Buckwheat grains, groats, and flour can be readily available in the markets across the USA. One may find pre-packed, whole hulled grains, toasted, parboiled and dried groats on the shelves in these stores. Choose packed, hulled and toasted groats for immediate use. Un-hulled seeds have thick brown-black outer covering. Hulling exposes off-white color kernels (edible portion) inside.

Buckwheat flour should be bought keeping in mind that it should be used within a short notice of time, since, being oil-rich, it tends to turn rancid early if stored for extended periods.

At home, store whole groats and grains inside an airtight container in cool, dry place where they stay fresh for couple of months. Its flour, however, should be stored inside an air-seal container and kept inside the refrigerator.

Preparation and serving methods

Unprocessed buckwheat grain has thick outer coat (hull). However, it may not entirely be removed, and indeed, eaten as part of food that is rich in dietary fiber.

At home, wash groats under cold water as you do it for other cereal grains like rice before cooking. Its groats are cooked in the similar fashion as other staples like rice, oats, bulgur, barley, etc. Roughly, one cup of dry grain cooks to two cups of cooked fluffy and chewy buckwheat.

Here are some serving tips:

buckwheat crepes
Buckwheat crepes.
Photo courtesy: Neil Conway

soba noodles
Soba noodles.
Photo courtesy: mari
  • Buckwheat groat has been used as the chief food source among highland Himalayan regions. In other regions around the world, however, it is consumed next to other prominent staples such as wheat, rice, etc. As in quinoa, its flour is mixed with other cereals flours such as millets, maize, wheat, barley, etc., in order to enrich overall protein quality of the meal, compensating for limiting amino acid levels in cereals.
  • Soba is the Japanese name for buckwheat. Its flour, alone or mixed with wheat flour, is one of the chief ingredients in the preparation of thin soba noodles.

  • In Eastern European regions, cooked buckwheat groats are eaten as a favorite filling food.

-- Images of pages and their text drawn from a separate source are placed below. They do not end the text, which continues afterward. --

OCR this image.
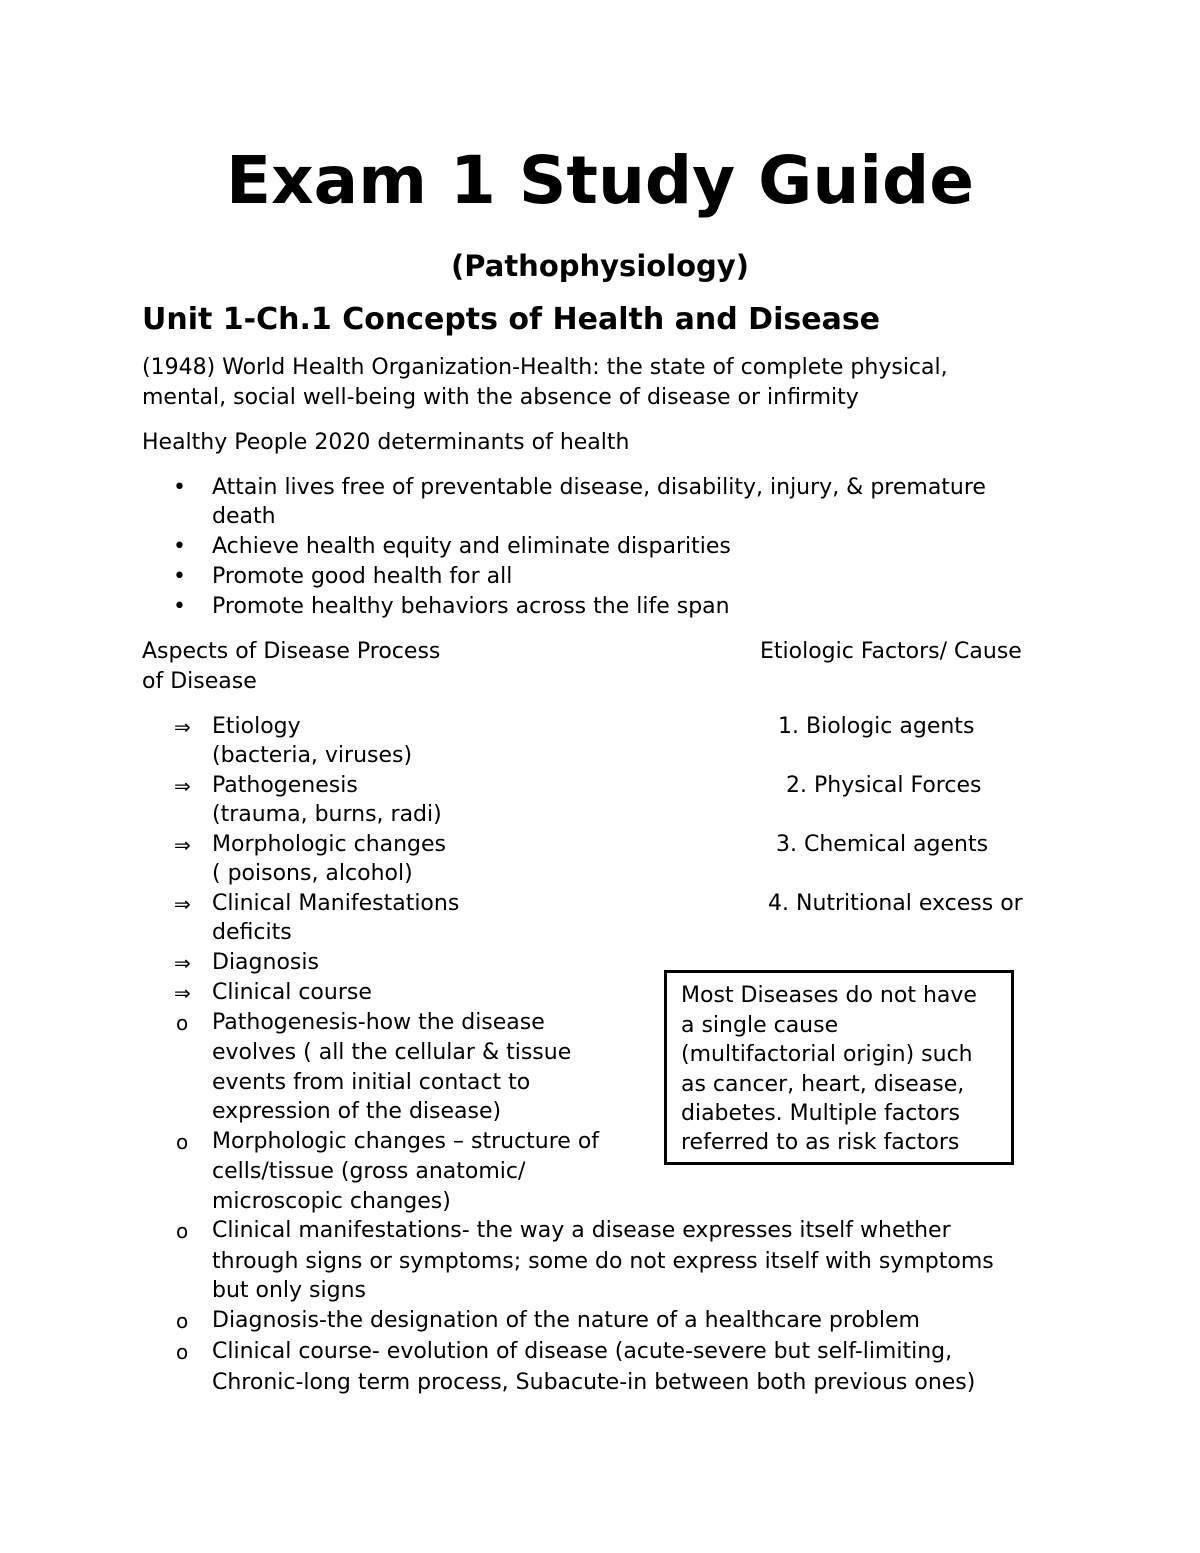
Exam 1 Study Guide
(Pathophysiology)
Unit 1-Ch.1 Concepts of Health and Disease
(1948) World Health Organization-Health: the state of complete physical,
mental, social well-being with the absence of disease or infirmity
Healthy People 2020 determinants of health
• Attain lives free of preventable disease, disability, injury, & premature
death
• Achieve health equity and eliminate disparities
• Promote good health for all
• Promote healthy behaviors across the life span
Aspects of Disease Process	Etiologic Factors/ Cause
of Disease
⇒ Etiology	1. Biologic agents
(bacteria, viruses)
⇒ Pathogenesis	2. Physical Forces
(trauma, burns, radi)
⇒ Morphologic changes	3. Chemical agents
( poisons, alcohol)
⇒ Clinical Manifestations	4. Nutritional excess or
deficits
⇒ Diagnosis
⇒ Clinical course	Most Diseases do not have
a single cause
(multifactorial origin) such
as cancer, heart, disease,
diabetes. Multiple factors
referred to as risk factors
o Pathogenesis-how the disease
evolves ( all the cellular & tissue
events from initial contact to
expression of the disease)
o Morphologic changes – structure of
cells/tissue (gross anatomic/
microscopic changes)
o Clinical manifestations- the way a disease expresses itself whether
through signs or symptoms; some do not express itself with symptoms
but only signs
o Diagnosis-the designation of the nature of a healthcare problem
o Clinical course- evolution of disease (acute-severe but self-limiting,
Chronic-long term process, Subacute-in between both previous ones)
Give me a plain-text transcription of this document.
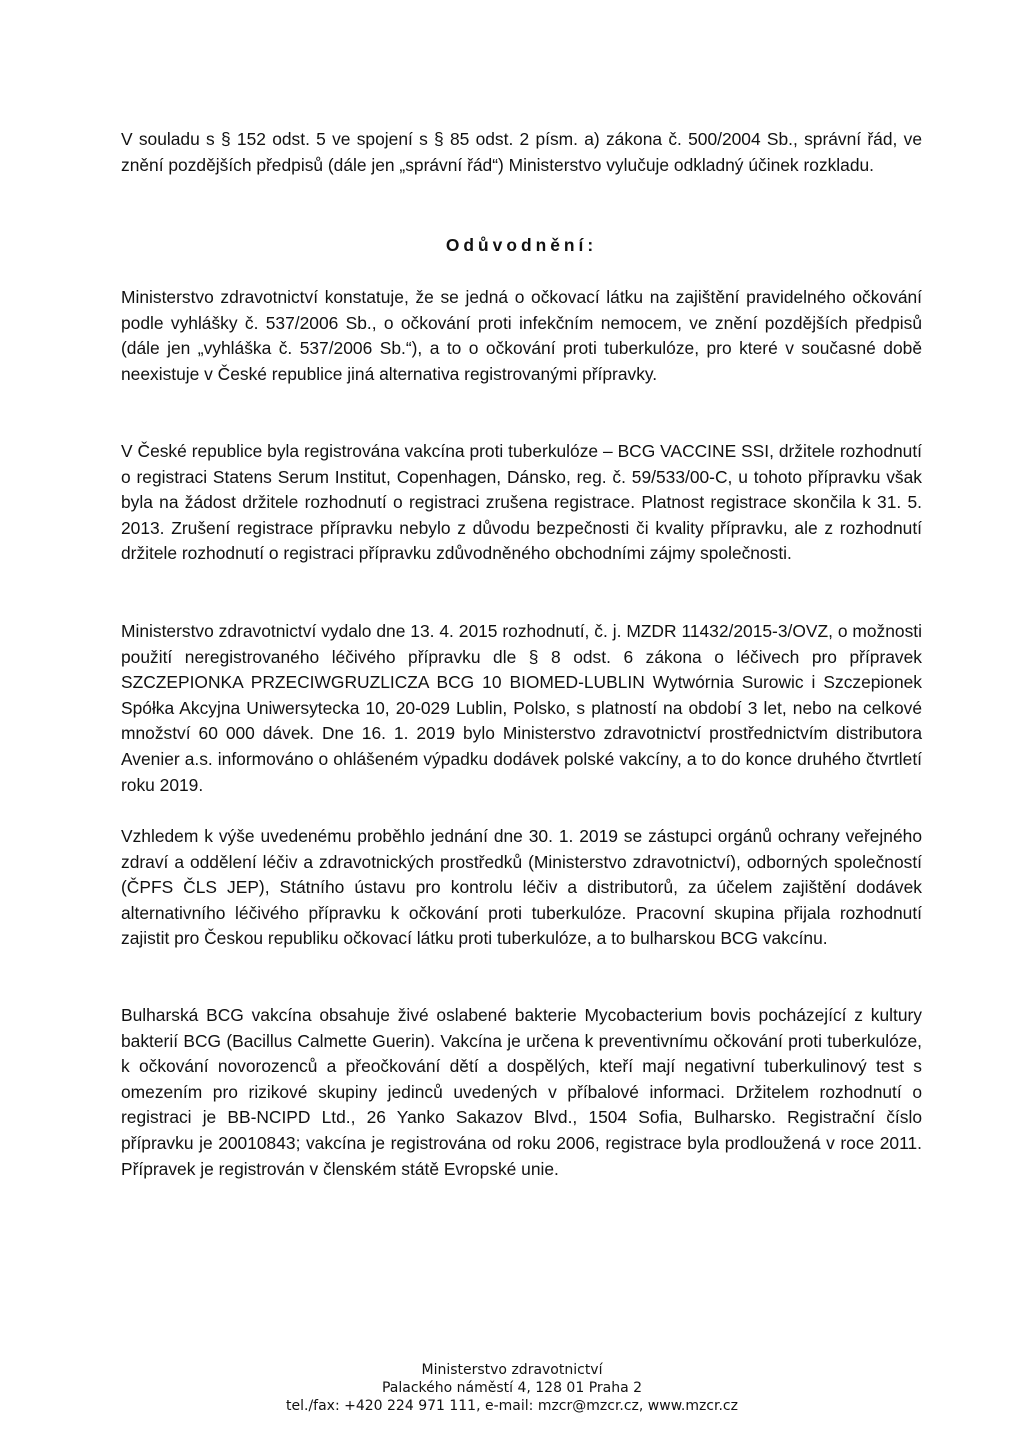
V souladu s § 152 odst. 5 ve spojení s § 85 odst. 2 písm. a) zákona č. 500/2004 Sb., správní řád, ve znění pozdějších předpisů (dále jen „správní řád“) Ministerstvo vylučuje odkladný účinek rozkladu.

Odůvodnění:

Ministerstvo zdravotnictví konstatuje, že se jedná o očkovací látku na zajištění pravidelného očkování podle vyhlášky č. 537/2006 Sb., o očkování proti infekčním nemocem, ve znění pozdějších předpisů (dále jen „vyhláška č. 537/2006 Sb.“), a to o očkování proti tuberkulóze, pro které v současné době neexistuje v České republice jiná alternativa registrovanými přípravky.

V České republice byla registrována vakcína proti tuberkulóze – BCG VACCINE SSI, držitele rozhodnutí o registraci Statens Serum Institut, Copenhagen, Dánsko, reg. č. 59/533/00-C, u tohoto přípravku však byla na žádost držitele rozhodnutí o registraci zrušena registrace. Platnost registrace skončila k 31. 5. 2013. Zrušení registrace přípravku nebylo z důvodu bezpečnosti či kvality přípravku, ale z rozhodnutí držitele rozhodnutí o registraci přípravku zdůvodněného obchodními zájmy společnosti.

Ministerstvo zdravotnictví vydalo dne 13. 4. 2015 rozhodnutí, č. j. MZDR 11432/2015-3/OVZ, o možnosti použití neregistrovaného léčivého přípravku dle § 8 odst. 6 zákona o léčivech pro přípravek SZCZEPIONKA PRZECIWGRUZLICZA BCG 10 BIOMED-LUBLIN Wytwórnia Surowic i Szczepionek Spółka Akcyjna Uniwersytecka 10, 20-029 Lublin, Polsko, s platností na období 3 let, nebo na celkové množství 60 000 dávek. Dne 16. 1. 2019 bylo Ministerstvo zdravotnictví prostřednictvím distributora Avenier a.s. informováno o ohlášeném výpadku dodávek polské vakcíny, a to do konce druhého čtvrtletí roku 2019.

Vzhledem k výše uvedenému proběhlo jednání dne 30. 1. 2019 se zástupci orgánů ochrany veřejného zdraví a oddělení léčiv a zdravotnických prostředků (Ministerstvo zdravotnictví), odborných společností (ČPFS ČLS JEP), Státního ústavu pro kontrolu léčiv a distributorů, za účelem zajištění dodávek alternativního léčivého přípravku k očkování proti tuberkulóze. Pracovní skupina přijala rozhodnutí zajistit pro Českou republiku očkovací látku proti tuberkulóze, a to bulharskou BCG vakcínu.

Bulharská BCG vakcína obsahuje živé oslabené bakterie Mycobacterium bovis pocházející z kultury bakterií BCG (Bacillus Calmette Guerin). Vakcína je určena k preventivnímu očkování proti tuberkulóze, k očkování novorozenců a přeočkování dětí a dospělých, kteří mají negativní tuberkulinový test s omezením pro rizikové skupiny jedinců uvedených v příbalové informaci. Držitelem rozhodnutí o registraci je BB-NCIPD Ltd., 26 Yanko Sakazov Blvd., 1504 Sofia, Bulharsko. Registrační číslo přípravku je 20010843; vakcína je registrována od roku 2006, registrace byla prodloužená v roce 2011. Přípravek je registrován v členském státě Evropské unie.

Ministerstvo zdravotnictví

Palackého náměstí 4, 128 01 Praha 2

tel./fax: +420 224 971 111, e-mail: mzcr@mzcr.cz, www.mzcr.cz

Kasha, toasted buckwheat groats, is a popular food item akin to couscous in the Middle-east and northern Africa, eaten either alone or with seasonal vegetables and meat in many parts of this region.

  • In the rest of the world, the grains used in a number of ways like any other cereal grains to make pilaf, polenta, porridge, flakes, puddings, etc.

  • Its flour may be used in numerous methods to make pancake, bread, bun, cake, pasta, noodles, cookie, biscuits, etc. In Northern Indian region; its flour is used to make a deep-fried pancakes (kuttu ki poori) and eaten when other cereal grains are abstained to eat during religious occasions.

Safety profile

Buckwheat hull and seed kernel compose of polyphenolic flavonoid compound rutin (quercetin rutinoside) in small quantities. Rutin has been found to have anti-inflammatory, anti-oxidant, anti-platelet aggregation (blood thinner) functions, in experimental models and may interact with routine medications. (Medical disclaimer).